Advanced approach - use standard Kubernetes constraints

Previous way can be used with no special knowledge of the Kubernetes way of assigning Pods to specific nodes. Still in some cases more complex tuning may be needed. In this case advanced option placed in the deploy/cr.yaml file turns off the effect of the topologyKey and allows to use standard Kubernetes affinity constraints of any complexity:

   affinity:
      advanced:
        podAffinity:
          requiredDuringSchedulingIgnoredDuringExecution:
          - labelSelector:
              matchExpressions:
              - key: security
                operator: In
                values:
                - S1
            topologyKey: failure-domain.beta.kubernetes.io/zone
        podAntiAffinity:
          preferredDuringSchedulingIgnoredDuringExecution:
          - weight: 100
            podAffinityTerm:
              labelSelector:
                matchExpressions:
                - key: security
                  operator: In
                  values:
                  - S2
              topologyKey: kubernetes.io/hostname
        nodeAffinity:
          requiredDuringSchedulingIgnoredDuringExecution:
            nodeSelectorTerms:
            - matchExpressions:
              - key: kubernetes.io/e2e-az-name
                operator: In
                values:
                - e2e-az1
                - e2e-az2
          preferredDuringSchedulingIgnoredDuringExecution:
          - weight: 1
            preference:
              matchExpressions:
              - key: another-node-label-key
                operator: In
                values:
                - another-node-label-value

See explanation of the advanced affinity options in Kubernetes documentation.

Tolerations

Tolerations allow Pods having them to be able to land onto nodes with matching taints.
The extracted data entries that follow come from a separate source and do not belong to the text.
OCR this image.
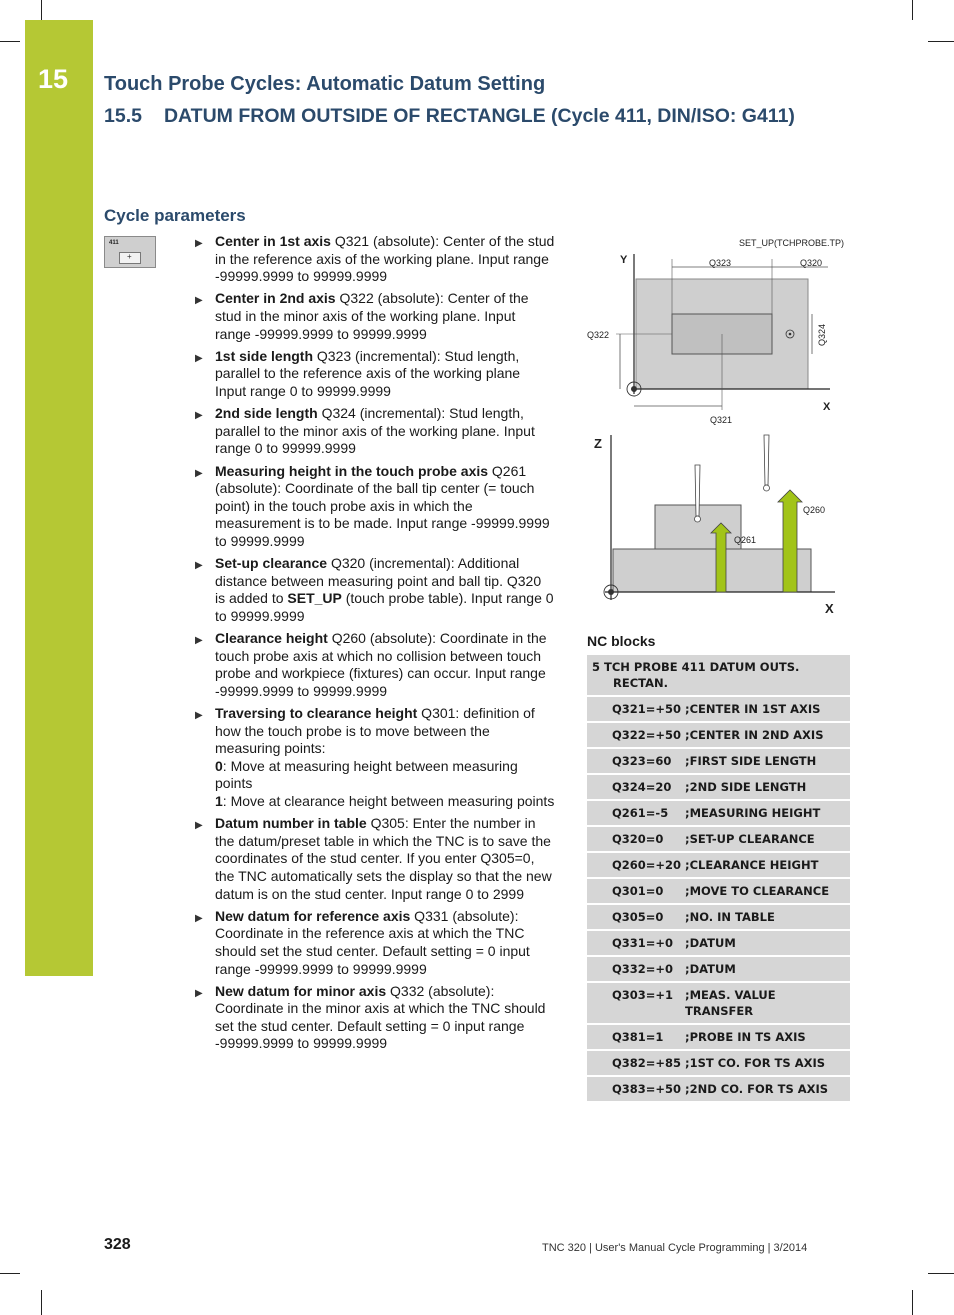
15	Touch Probe Cycles: Automatic Datum Setting
15.5 DATUM FROM OUTSIDE OF RECTANGLE (Cycle 411, DIN/ISO: G411)
Cycle parameters
411
+
▶ Center in 1st axis Q321 (absolute): Center of the stud in the reference axis of the working plane. Input range -99999.9999 to 99999.9999
▶ Center in 2nd axis Q322 (absolute): Center of the stud in the minor axis of the working plane. Input range -99999.9999 to 99999.9999
▶ 1st side length Q323 (incremental): Stud length, parallel to the reference axis of the working plane Input range 0 to 99999.9999
▶ 2nd side length Q324 (incremental): Stud length, parallel to the minor axis of the working plane. Input range 0 to 99999.9999
▶ Measuring height in the touch probe axis Q261 (absolute): Coordinate of the ball tip center (= touch point) in the touch probe axis in which the measurement is to be made. Input range -99999.9999 to 99999.9999
▶ Set-up clearance Q320 (incremental): Additional distance between measuring point and ball tip. Q320 is added to SET_UP (touch probe table). Input range 0 to 99999.9999
▶ Clearance height Q260 (absolute): Coordinate in the touch probe axis at which no collision between touch probe and workpiece (fixtures) can occur. Input range -99999.9999 to 99999.9999
▶ Traversing to clearance height Q301: definition of how the touch probe is to move between the measuring points:
0: Move at measuring height between measuring points
1: Move at clearance height between measuring points
▶ Datum number in table Q305: Enter the number in the datum/preset table in which the TNC is to save the coordinates of the stud center. If you enter Q305=0, the TNC automatically sets the display so that the new datum is on the stud center. Input range 0 to 2999
▶ New datum for reference axis Q331 (absolute): Coordinate in the reference axis at which the TNC should set the stud center. Default setting = 0 input range -99999.9999 to 99999.9999
▶ New datum for minor axis Q332 (absolute): Coordinate in the minor axis at which the TNC should set the stud center. Default setting = 0 input range -99999.9999 to 99999.9999
SET_UP(TCHPROBE.TP)
Y
X
Q323	Q320
Q322	Q324
Q321
Z
X
Q261
Q260
NC blocks
5 TCH PROBE 411 DATUM OUTS.
RECTAN.
Q321=+50 ;CENTER IN 1ST AXIS
Q322=+50 ;CENTER IN 2ND AXIS
Q323=60	;FIRST SIDE LENGTH
Q324=20	;2ND SIDE LENGTH
Q261=-5	;MEASURING HEIGHT
Q320=0	;SET-UP CLEARANCE
Q260=+20 ;CLEARANCE HEIGHT
Q301=0	;MOVE TO CLEARANCE
Q305=0	;NO. IN TABLE
Q331=+0	;DATUM
Q332=+0	;DATUM
Q303=+1	;MEAS. VALUE TRANSFER
Q381=1	;PROBE IN TS AXIS
Q382=+85 ;1ST CO. FOR TS AXIS
Q383=+50 ;2ND CO. FOR TS AXIS
328	TNC 320 | User's Manual Cycle Programming | 3/2014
Toleration is expressed as a key with and operator, which is either exists or equal (the latter variant also requires a value the key is equal to). Moreover, toleration should have a specified effect, which may be a self-explanatory NoSchedule, less strict PreferNoSchedule, or NoExecute. The last variant means that if a taint with NoExecute is assigned to node, then any Pod not tolerating this taint will be removed from the node, immediately or after the tolerationSeconds interval, like in the following example:

   tolerations: 
   - key: "node.alpha.kubernetes.io/unreachable"
     operator: "Exists"
     effect: "NoExecute"
     tolerationSeconds: 6000

The Kubernetes Taints and Toleratins contains more examples on this topic.

Priority Classes

Pods may belong to some priority classes. This allows scheduler to distinguish more and less important Pods to resolve the situation when some higher priority Pod cannot be scheduled without evicting a lower priority one. This can be done adding one or more PriorityClasses in your Kubernetes cluster, and specifying the PriorityClassName in the deploy/cr.yaml file:

   priorityClassName: high-priority

See the Kubernetes Pods Priority and Preemption documentation to find out how to define and use priority classes in your cluster.

Pod Disruption Budgets

Creating the Pod Disruption Budget is the Kubernetes style to limits the number of Pods of an application that can go down simultaneously due to such voluntary disruptions as cluster administrator’s actions during the update of deployments or nodes, etc. By such a way Distribution Budgets allow large applications to retain their high availability while maintenance and other administrative activities.

We recommend to apply Pod Disruption Budgets manually to avoid situation when Kubernetes stopped all your database Pods. See the official Kubernetes documentation for details.